第二招:踩準人機協同“快進鍵”。在 AI“出題—人類批改”的協作循環中,卡帕西強調半自主性是破局關鍵:驗證端必須快如閃電,比如要求AI先輸出100字極簡方案,人類 10秒內就能打勾打叉;生成端則要用“緊箍咒”劃定邊界,規定代碼必須包含指定函數,防止AI“放飛自我”,寫出無法運行的“玄學代碼”。
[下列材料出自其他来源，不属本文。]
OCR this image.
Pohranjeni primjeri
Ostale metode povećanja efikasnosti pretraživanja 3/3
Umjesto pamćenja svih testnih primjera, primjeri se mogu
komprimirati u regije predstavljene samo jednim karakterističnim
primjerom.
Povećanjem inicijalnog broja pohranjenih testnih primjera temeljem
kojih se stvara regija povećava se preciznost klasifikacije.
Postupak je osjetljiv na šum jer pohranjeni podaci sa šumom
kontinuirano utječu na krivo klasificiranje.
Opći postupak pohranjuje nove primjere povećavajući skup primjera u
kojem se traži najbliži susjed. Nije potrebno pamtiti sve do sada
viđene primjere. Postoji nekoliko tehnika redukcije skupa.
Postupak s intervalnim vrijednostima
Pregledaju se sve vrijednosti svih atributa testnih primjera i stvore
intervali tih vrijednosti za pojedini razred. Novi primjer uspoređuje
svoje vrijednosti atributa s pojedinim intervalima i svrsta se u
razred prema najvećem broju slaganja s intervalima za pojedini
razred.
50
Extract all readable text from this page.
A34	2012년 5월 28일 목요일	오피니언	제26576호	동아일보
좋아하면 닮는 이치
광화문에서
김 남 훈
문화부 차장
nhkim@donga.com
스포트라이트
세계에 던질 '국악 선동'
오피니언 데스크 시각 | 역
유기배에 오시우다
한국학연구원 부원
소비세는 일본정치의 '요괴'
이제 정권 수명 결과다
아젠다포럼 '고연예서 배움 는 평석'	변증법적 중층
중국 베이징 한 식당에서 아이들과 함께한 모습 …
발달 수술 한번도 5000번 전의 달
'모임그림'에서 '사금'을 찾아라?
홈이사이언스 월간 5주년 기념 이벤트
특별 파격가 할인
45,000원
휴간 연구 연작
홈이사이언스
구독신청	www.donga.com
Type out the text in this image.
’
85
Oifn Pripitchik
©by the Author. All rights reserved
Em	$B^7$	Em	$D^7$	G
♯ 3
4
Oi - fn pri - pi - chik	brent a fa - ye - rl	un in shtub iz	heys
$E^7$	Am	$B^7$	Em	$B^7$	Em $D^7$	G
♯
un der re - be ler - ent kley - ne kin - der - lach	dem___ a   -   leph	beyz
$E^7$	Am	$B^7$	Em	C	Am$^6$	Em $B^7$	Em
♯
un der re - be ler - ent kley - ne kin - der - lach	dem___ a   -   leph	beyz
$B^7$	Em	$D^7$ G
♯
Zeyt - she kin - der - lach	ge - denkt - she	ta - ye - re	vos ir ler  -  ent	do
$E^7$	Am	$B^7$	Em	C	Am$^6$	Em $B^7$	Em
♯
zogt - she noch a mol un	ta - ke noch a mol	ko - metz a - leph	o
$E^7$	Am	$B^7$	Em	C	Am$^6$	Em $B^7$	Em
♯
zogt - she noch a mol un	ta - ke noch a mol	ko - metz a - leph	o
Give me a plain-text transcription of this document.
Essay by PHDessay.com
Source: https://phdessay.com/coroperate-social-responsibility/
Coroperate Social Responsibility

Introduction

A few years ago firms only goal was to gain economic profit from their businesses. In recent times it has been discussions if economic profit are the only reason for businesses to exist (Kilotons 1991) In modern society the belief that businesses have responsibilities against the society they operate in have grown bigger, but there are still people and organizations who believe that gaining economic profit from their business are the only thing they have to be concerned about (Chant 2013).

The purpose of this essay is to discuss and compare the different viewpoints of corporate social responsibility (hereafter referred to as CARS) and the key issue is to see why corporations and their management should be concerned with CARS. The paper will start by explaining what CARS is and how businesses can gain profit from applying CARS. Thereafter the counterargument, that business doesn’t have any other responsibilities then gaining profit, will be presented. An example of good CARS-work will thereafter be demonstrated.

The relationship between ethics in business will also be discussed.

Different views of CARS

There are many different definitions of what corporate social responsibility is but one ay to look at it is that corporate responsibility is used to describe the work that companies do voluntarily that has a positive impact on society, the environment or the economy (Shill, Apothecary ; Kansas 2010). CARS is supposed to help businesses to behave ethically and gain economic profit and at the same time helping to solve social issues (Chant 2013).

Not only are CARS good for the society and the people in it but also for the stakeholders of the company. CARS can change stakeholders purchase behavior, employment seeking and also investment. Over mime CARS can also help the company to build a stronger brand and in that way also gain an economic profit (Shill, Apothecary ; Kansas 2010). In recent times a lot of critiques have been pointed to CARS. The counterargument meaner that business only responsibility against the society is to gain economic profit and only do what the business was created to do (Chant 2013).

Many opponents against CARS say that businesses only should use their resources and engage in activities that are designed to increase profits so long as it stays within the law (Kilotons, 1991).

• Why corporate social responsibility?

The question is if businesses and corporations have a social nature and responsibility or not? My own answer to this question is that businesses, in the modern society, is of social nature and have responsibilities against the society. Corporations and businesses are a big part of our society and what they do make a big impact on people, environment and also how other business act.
第三招:跨越從Demo到產品的“馬裏亞納海溝”。卡帕西以Waymo為例敲響警鍾:2014年這家公司的全程零幹預的自動駕駛原型車,曾讓所有人以為“無人駕駛明天就能上路”,結果現實卻讓司機至今仍需像防賊一樣盯著方向盤。這印證了殘酷真相:部分自主性才是跨越技術落地鴻溝的橋梁,開發者必須在功能豐富度與可靠性之間找到微妙平衡點。
04 Vibe Coding與智能體開發生態
卡帕西隨手發的一條關於Vibe Coding推文,如今已催生數千家初創公司,甚至擁有獨立維基詞條——這場景堪比“比特幣白皮書剛發布時的瘋狂”。但魔幻的是,就像網紅餐廳排隊兩小時吃飯五分鍾,MenuGen 等工具在本地運行後,AI的“光速編程”特效會突然失效,暴露出現實的骨感。
2025年Web開發的割裂現狀

如今的開發工具鏈像“新舊大雜燴”:老工具如Clerk的文檔複雜難懂,AI讀起來像破譯古文;新工具如Vercel的文檔簡潔清晰,AI能輕鬆理解,還被卡帕西點讚。
這種新舊割裂就像讓程序員同時用算盤和電腦,效率差得老遠。於是DeepWiki這類“知識整理工具”成了剛需,能幫AI自動關聯支付接口、物流API等知識,避免像新手一樣反複查資料。
數字信息消費新範式

卡帕西指出,工具開發者需重新定義三類用戶:通過圖形界麵點擊操作的人類用戶(類似用鋼筆手寫筆記)、通過API接口直來直去交互的計算機程序,以及既能處理數據又能理解人類語言的智能體(像 “雙語翻譯官”,可幫用戶用自然語言操控服務器並自動生成規範 API 代碼)。
05 結束語:從AGI幻想轉向務實創新
卡帕西提出一個清醒的觀點:與其空談“2027年實現AGI”這種遙不可及的目標,不如腳踏實地解決三個現實問題:
首先,我們需要開發真正實用的半自主係統。就像特斯拉的自動駕駛不是一步到位實現完全無人駕駛,而是逐步完善輔助駕駛功能。這些係統要能理解人類意圖,同時具備自主決策能力,關鍵是要設計好人與AI的協作界麵。
其次,軟件開發正在經曆根本性變革。傳統的代碼編寫(軟件1.0)和機器學習(軟件2.0)正在進化為軟件3.0時代——開發者通過自然語言指導AI生成和優化代碼。這就像從手工作坊轉向現代化生產線,整個開發流程都需要重構。
最後,大模型應該像水電煤一樣成為基礎設施。開發者不需要重複造輪子,而是基於這些“AI公用設施”構建應用。就像雲計算改變了IT部署方式,AI基礎設施將重塑整個技術生態。
這場變革的本質,是從“人適應機器”轉向“機器適應人”。未來的贏家不是追求最強AI的公司,而是最懂如何讓人與AI協作的團隊。這就像工業革命不僅是機器的革新,更是生產關係的重構。我們需要的是實用主義的創新,而非科幻式的空想。